Harvard and Dana-Farber Cancer Institute researchers have created nanodevices made of DNA that self-assemble and can be programmed to move and change shape on demand. In contrast to existing nanotechnologies, these programmable nanodevices are highly suitable for medical applications because DNA is both biocompatible and biodegradable.
Built at the scale of one billionth of a meter, each device is made of a circular, single-stranded DNA molecule that, once it has been mixed together with many short pieces of complementary DNA, self-assembles into a predetermined 3D structure. Double helices fold up into larger, rigid linear struts that connect by intervening single-stranded DNA. These single strands of DNA pull the struts up into a 3D form—much like tethers pull tent poles up to form a tent. The structure’s strength and stability result from the way it distributes and balances the counteracting forces of tension and compression.
This architectural principle—known as tensegrity—has been the focus of artists and architects for many years, but it also exists throughout nature. In the human body, for example, bones serve as compression struts, with muscles, tendons and ligaments acting as tension bearers that enable us to stand up against gravity. The same principle governs how cells control their shape at the microscale.
“This new self-assembly based nanofabrication technology could lead to nanoscale medical devices and drug delivery systems, such as virus mimics that introduce drugs directly into diseased cells,” said co-investigator and Wyss Institute director Don Ingber. A nanodevice that can spring open in response to a chemical or mechanical signal could ensure that drugs not only arrive at the intended target but are also released when and where desired.
Tensegrity built with wooden rods and string
Further, nanoscopic tensegrity devices could one day reprogram human stem cells to regenerate injured organs. Stem cells respond differently depending on the forces around them. For instance, a stiff extracellular matrix—the biological glue surrounding cells—fabricated to mimic the consistency of bone signals stem cells to become bone, while a soupy matrix closer to the consistency of brain tissue signals the growth of neurons.
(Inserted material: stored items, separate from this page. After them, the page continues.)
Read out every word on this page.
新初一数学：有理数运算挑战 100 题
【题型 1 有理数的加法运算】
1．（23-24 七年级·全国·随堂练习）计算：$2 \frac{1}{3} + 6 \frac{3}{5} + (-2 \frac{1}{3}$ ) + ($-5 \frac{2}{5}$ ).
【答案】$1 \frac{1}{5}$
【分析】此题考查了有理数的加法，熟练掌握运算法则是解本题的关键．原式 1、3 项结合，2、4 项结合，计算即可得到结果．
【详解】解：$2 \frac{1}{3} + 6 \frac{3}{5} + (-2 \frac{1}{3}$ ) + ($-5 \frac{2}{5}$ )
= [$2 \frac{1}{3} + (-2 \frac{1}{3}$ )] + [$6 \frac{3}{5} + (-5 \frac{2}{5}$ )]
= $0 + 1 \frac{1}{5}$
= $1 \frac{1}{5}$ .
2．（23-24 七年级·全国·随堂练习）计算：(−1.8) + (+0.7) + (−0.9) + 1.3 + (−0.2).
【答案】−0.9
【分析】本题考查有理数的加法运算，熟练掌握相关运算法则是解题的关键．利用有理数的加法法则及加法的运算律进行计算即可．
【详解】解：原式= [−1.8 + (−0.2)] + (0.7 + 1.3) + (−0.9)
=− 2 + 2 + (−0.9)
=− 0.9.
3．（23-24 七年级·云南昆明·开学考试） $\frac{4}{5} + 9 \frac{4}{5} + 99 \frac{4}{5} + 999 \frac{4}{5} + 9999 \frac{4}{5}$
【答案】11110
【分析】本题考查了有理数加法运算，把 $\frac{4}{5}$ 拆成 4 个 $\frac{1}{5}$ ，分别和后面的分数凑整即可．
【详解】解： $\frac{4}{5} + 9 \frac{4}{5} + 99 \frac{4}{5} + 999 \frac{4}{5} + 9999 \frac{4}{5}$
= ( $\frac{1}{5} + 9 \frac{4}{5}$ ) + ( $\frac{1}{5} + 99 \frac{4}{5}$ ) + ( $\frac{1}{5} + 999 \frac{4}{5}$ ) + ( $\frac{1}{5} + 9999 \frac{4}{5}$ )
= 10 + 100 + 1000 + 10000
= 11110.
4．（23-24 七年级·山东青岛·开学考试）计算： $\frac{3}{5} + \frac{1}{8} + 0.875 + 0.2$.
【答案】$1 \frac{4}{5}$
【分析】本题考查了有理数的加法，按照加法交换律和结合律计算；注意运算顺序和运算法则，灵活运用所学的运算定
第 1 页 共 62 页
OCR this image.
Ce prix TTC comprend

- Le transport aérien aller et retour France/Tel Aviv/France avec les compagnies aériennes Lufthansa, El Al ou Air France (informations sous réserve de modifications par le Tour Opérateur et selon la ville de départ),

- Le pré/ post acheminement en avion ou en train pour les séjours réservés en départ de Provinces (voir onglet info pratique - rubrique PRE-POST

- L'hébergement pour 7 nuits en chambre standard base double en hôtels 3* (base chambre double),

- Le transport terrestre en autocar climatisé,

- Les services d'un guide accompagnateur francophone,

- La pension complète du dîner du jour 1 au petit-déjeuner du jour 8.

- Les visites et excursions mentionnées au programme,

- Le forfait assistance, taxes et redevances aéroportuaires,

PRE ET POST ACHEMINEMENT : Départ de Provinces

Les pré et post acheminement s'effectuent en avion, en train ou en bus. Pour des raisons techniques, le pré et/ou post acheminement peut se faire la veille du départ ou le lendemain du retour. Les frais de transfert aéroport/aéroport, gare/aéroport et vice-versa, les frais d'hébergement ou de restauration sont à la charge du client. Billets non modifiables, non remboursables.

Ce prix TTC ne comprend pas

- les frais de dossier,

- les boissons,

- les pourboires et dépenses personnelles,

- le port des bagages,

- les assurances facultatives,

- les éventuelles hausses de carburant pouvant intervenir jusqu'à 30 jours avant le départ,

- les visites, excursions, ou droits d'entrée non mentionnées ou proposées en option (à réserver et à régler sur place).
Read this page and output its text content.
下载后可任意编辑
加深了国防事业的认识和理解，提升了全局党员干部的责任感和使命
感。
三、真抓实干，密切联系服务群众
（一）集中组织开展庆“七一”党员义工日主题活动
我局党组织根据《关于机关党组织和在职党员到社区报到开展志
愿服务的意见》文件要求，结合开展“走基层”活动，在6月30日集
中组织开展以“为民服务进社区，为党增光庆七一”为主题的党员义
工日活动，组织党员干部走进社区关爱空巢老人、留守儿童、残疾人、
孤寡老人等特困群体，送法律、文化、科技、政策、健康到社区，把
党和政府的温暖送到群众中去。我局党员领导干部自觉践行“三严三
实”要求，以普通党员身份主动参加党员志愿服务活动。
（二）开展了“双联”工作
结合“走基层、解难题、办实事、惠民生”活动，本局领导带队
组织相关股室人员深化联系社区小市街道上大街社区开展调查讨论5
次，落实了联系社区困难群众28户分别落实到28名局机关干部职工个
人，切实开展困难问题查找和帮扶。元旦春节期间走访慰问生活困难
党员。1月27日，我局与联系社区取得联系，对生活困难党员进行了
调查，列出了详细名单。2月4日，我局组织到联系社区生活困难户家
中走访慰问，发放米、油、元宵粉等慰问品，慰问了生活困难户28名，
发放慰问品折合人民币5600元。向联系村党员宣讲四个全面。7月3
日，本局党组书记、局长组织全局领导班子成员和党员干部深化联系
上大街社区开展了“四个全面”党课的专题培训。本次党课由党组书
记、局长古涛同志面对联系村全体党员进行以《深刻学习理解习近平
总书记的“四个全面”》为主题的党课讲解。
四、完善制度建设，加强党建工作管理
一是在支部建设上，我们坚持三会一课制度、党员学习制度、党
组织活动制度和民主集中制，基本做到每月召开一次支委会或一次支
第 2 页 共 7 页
Tensegrity, or tensional integrity, is a property of a structure indicating a reliance on a balance between components that are either in pure compression or pure tension for stability. Tensegrity structures exhibit extremely high strength-to-weight ratios and great resilience, and are therefore widely used in engineering, robotics and architecture. Here, we report nanoscale, prestressed, three-dimensional tensegrity structures in which rigid bundles of DNA double helices resist compressive forces exerted by segments of single-stranded DNA that act as tension-bearing cables. Our DNA tensegrity structures can self-assemble against forces up to 14 pN, which is twice the stall force of powerful molecular motors such as kinesin or myosin. The forces generated by this molecular prestressing mechanism can be used to bend the DNA bundles or to actuate the entire structure through enzymatic cleavage at specific sites. In addition to being building blocks for nanostructures, tensile structural elements made of single-stranded DNA could be used to study molecular forces, cellular mechanotransduction and other fundamental biological processes.